Fill out the chart below


Relaxation Technique

Not for Me

May Work

Will Try

Currently Use

Focus on Problems you Can Control





Do Something Physical (Regularly)





Take Advantage of the Relaxation Response










Encourage Yourself





Preparation Prevents Stressors





Say No





Build and Use Your Support System





Positive Addictions





Keep Your Perspective





Reward Yourself with Breaks







Stress Management

Assignment 1


Develop and describe a plan to manage your stress that can be used for the remainder of the school year and for the next school year.


The plan should

  • Be in the form of a Memo to the instructor
  • Use 3-5 of the techniques described in this unit
  • Be specific as to the actions and how they will be accomplished (e.g. “Exercise more” is inadequate.  “Swim with Jane from 7:15-8:00 am on Monday, Wednesday and Friday” is much better)
  • Be specific as to how you will assess compliance with the plan.





Actions and Assessment:

Excellent (10): 3-5 techniques are used and all implementations are specific.  All Assessment is measurable and verifiable.

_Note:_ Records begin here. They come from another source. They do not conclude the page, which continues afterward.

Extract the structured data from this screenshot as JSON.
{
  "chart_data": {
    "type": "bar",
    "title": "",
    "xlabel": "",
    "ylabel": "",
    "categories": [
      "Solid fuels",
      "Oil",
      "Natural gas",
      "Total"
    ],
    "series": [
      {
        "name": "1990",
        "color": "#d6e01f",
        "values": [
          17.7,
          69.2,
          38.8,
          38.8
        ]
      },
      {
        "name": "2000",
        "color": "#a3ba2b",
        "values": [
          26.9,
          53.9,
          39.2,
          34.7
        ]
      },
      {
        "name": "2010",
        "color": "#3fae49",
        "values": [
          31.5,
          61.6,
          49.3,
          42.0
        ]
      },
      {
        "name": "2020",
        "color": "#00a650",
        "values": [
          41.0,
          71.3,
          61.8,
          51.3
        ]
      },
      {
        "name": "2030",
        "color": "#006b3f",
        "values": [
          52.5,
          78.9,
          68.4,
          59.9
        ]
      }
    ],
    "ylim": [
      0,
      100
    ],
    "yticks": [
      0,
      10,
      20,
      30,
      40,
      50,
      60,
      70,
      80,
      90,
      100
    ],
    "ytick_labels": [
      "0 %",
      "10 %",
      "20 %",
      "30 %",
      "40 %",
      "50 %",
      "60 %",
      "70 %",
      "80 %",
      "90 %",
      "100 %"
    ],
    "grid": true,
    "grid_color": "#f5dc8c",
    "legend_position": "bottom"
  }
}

Mediocre:(5)    Fewer than three techniques, or some descriptions of actions and assessment are vague.

Weak:(0)         No techniques from unit or all actions and assessments are vague.


Excellent (10): Neat, mistake free (spelling, punctuation, grammar, etc.) Clear memo format with To, From, Date, Subject.  One page or less.

Mediocre:(5)    Poor format with grammar/structure errors.

Weak:(0)         Several mistakes and/or missing format.